Zelensky is a rare candidate who has managed to transcend the divide between East and West and Russian speakers and Ukrainian speakers in the country. His image is as that of a young, pro-Western actor and entrepreneur, but he hails from Ukraine’s largely Russian-speaking southeast.

Volodymyr Zelenskiy Last Words
I’ve done a lot in my profession. Emotionally, I will not transfer my attitude to Ukraine, but it is more than a debt. We are guilty of our country, she raised us up. For me, the country is first of all people. The problem is that people are riding. There are two real leaders – I’m Slava Vakarchuk. One said, “No”, and the other one is me. I want to bring in the power of professional and decent people. I would like to change the mood and timbre of the political establishment, as far as possible.

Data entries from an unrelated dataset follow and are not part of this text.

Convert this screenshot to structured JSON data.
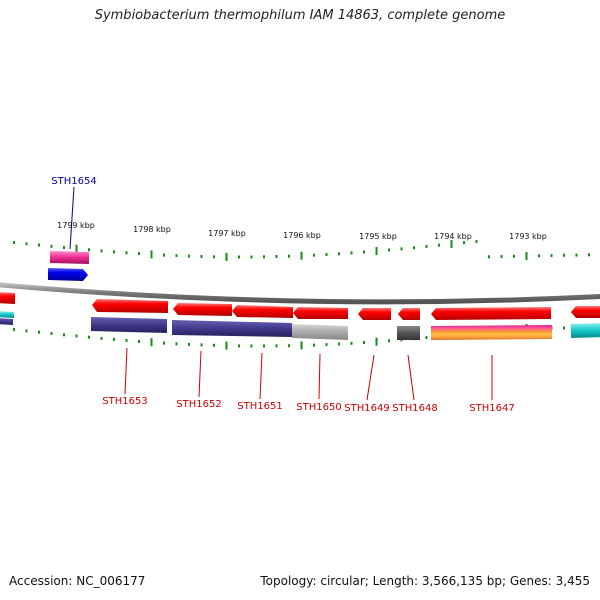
{
  "title": "Symbiobacterium thermophilum IAM 14863, complete genome",
  "footer": {
    "accession": "Accession: NC_006177",
    "summary": "Topology: circular; Length: 3,566,135 bp; Genes: 3,455"
  },
  "colors": {
    "backbone": "#808080",
    "tick": "#1a8a1a",
    "gene_forward": "#0000ee",
    "gene_reverse": "#ff0000",
    "label_forward": "#000099",
    "label_reverse": "#cc0000"
  },
  "kbp_markers": [
    "1799 kbp",
    "1798 kbp",
    "1797 kbp",
    "1796 kbp",
    "1795 kbp",
    "1794 kbp",
    "1793 kbp"
  ],
  "gene_labels": [
    {
      "name": "STH1654",
      "strand": "forward"
    },
    {
      "name": "STH1653",
      "strand": "reverse"
    },
    {
      "name": "STH1652",
      "strand": "reverse"
    },
    {
      "name": "STH1651",
      "strand": "reverse"
    },
    {
      "name": "STH1650",
      "strand": "reverse"
    },
    {
      "name": "STH1649",
      "strand": "reverse"
    },
    {
      "name": "STH1648",
      "strand": "reverse"
    },
    {
      "name": "STH1647",
      "strand": "reverse"
    }
  ]
}
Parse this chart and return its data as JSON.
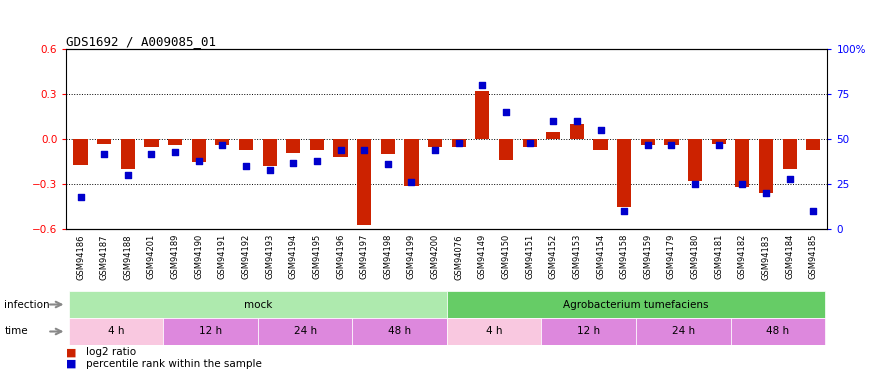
{
  "title": "GDS1692 / A009085_01",
  "samples": [
    "GSM94186",
    "GSM94187",
    "GSM94188",
    "GSM94201",
    "GSM94189",
    "GSM94190",
    "GSM94191",
    "GSM94192",
    "GSM94193",
    "GSM94194",
    "GSM94195",
    "GSM94196",
    "GSM94197",
    "GSM94198",
    "GSM94199",
    "GSM94200",
    "GSM94076",
    "GSM94149",
    "GSM94150",
    "GSM94151",
    "GSM94152",
    "GSM94153",
    "GSM94154",
    "GSM94158",
    "GSM94159",
    "GSM94179",
    "GSM94180",
    "GSM94181",
    "GSM94182",
    "GSM94183",
    "GSM94184",
    "GSM94185"
  ],
  "log2_ratio": [
    -0.17,
    -0.03,
    -0.2,
    -0.05,
    -0.04,
    -0.15,
    -0.04,
    -0.07,
    -0.18,
    -0.09,
    -0.07,
    -0.12,
    -0.57,
    -0.1,
    -0.31,
    -0.05,
    -0.05,
    0.32,
    -0.14,
    -0.05,
    0.05,
    0.1,
    -0.07,
    -0.45,
    -0.04,
    -0.04,
    -0.28,
    -0.03,
    -0.32,
    -0.36,
    -0.2,
    -0.07
  ],
  "percentile": [
    18,
    42,
    30,
    42,
    43,
    38,
    47,
    35,
    33,
    37,
    38,
    44,
    44,
    36,
    26,
    44,
    48,
    80,
    65,
    48,
    60,
    60,
    55,
    10,
    47,
    47,
    25,
    47,
    25,
    20,
    28,
    10
  ],
  "infection_groups": [
    {
      "label": "mock",
      "start": 0,
      "end": 16,
      "color": "#aeeaae"
    },
    {
      "label": "Agrobacterium tumefaciens",
      "start": 16,
      "end": 32,
      "color": "#66cc66"
    }
  ],
  "time_groups": [
    {
      "label": "4 h",
      "start": 0,
      "end": 4,
      "color": "#f9c8e0"
    },
    {
      "label": "12 h",
      "start": 4,
      "end": 8,
      "color": "#dd88dd"
    },
    {
      "label": "24 h",
      "start": 8,
      "end": 12,
      "color": "#dd88dd"
    },
    {
      "label": "48 h",
      "start": 12,
      "end": 16,
      "color": "#dd88dd"
    },
    {
      "label": "4 h",
      "start": 16,
      "end": 20,
      "color": "#f9c8e0"
    },
    {
      "label": "12 h",
      "start": 20,
      "end": 24,
      "color": "#dd88dd"
    },
    {
      "label": "24 h",
      "start": 24,
      "end": 28,
      "color": "#dd88dd"
    },
    {
      "label": "48 h",
      "start": 28,
      "end": 32,
      "color": "#dd88dd"
    }
  ],
  "ylim": [
    -0.6,
    0.6
  ],
  "yticks_left": [
    -0.6,
    -0.3,
    0.0,
    0.3,
    0.6
  ],
  "yticks_right": [
    0,
    25,
    50,
    75,
    100
  ],
  "bar_color": "#cc2200",
  "dot_color": "#0000cc",
  "xtick_bg": "#cccccc",
  "plot_bg": "#ffffff"
}
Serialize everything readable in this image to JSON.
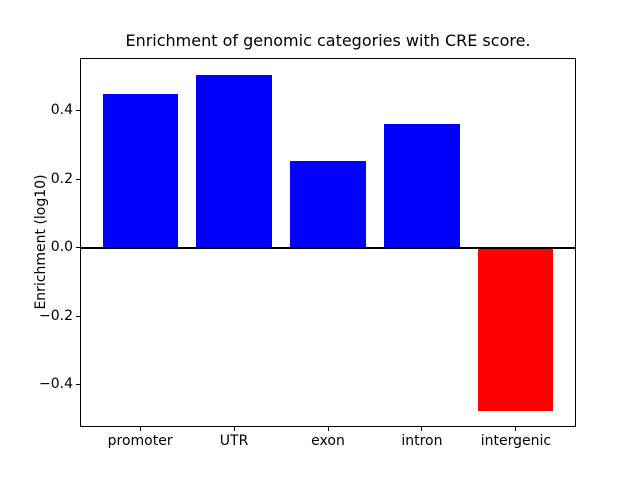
{
  "figure": {
    "background": "#ffffff"
  },
  "chart_data": {
    "type": "bar",
    "title": "Enrichment of genomic categories with CRE score.",
    "xlabel": "",
    "ylabel": "Enrichment (log10)",
    "categories": [
      "promoter",
      "UTR",
      "exon",
      "intron",
      "intergenic"
    ],
    "values": [
      0.449,
      0.505,
      0.253,
      0.362,
      -0.476
    ],
    "bar_colors": [
      "#0000ff",
      "#0000ff",
      "#0000ff",
      "#0000ff",
      "#ff0000"
    ],
    "positive_color": "#0000ff",
    "negative_color": "#ff0000",
    "bar_width": 0.8,
    "yticks": [
      0.4,
      0.2,
      0.0,
      -0.2,
      -0.4
    ],
    "ytick_labels": [
      "0.4",
      "0.2",
      "0.0",
      "−0.2",
      "−0.4"
    ],
    "ylim": [
      -0.524,
      0.554
    ],
    "xlim": [
      -0.64,
      4.64
    ],
    "grid": false,
    "legend": null,
    "zero_line": true,
    "axis_color": "#000000"
  }
}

Update 2019: Volodymyr Zelenskiy President Of Ukraine

The emphatic victory of Volodymyr Zelenskiy, 41, is a bitter blow for incumbent Petro Poroshenko who tried to rally Ukrainians around the flag by casting himself as a bulwark against Russian aggression and a champion of Ukrainian identity. With 95 percent of votes counted, Zelenskiy had won 73 percent of the vote with Poroshenko winning just under 25 percent, the central election commission said.

Zelenskiy, who plays a fictitious president in a popular TV series, is now poised to take over the leadership of a country on the frontline of the West’s standoff with Russia following Moscow’s annexation of Crimea and support for a pro-Russian insurgency in eastern Ukraine. Declaring victory at his campaign headquarters to emotional supporters on Sunday night, Zelenskiy promised he would not let the Ukrainian people down.

“I can say to all countries in the post-Soviet Union look at us. Anything is possible!”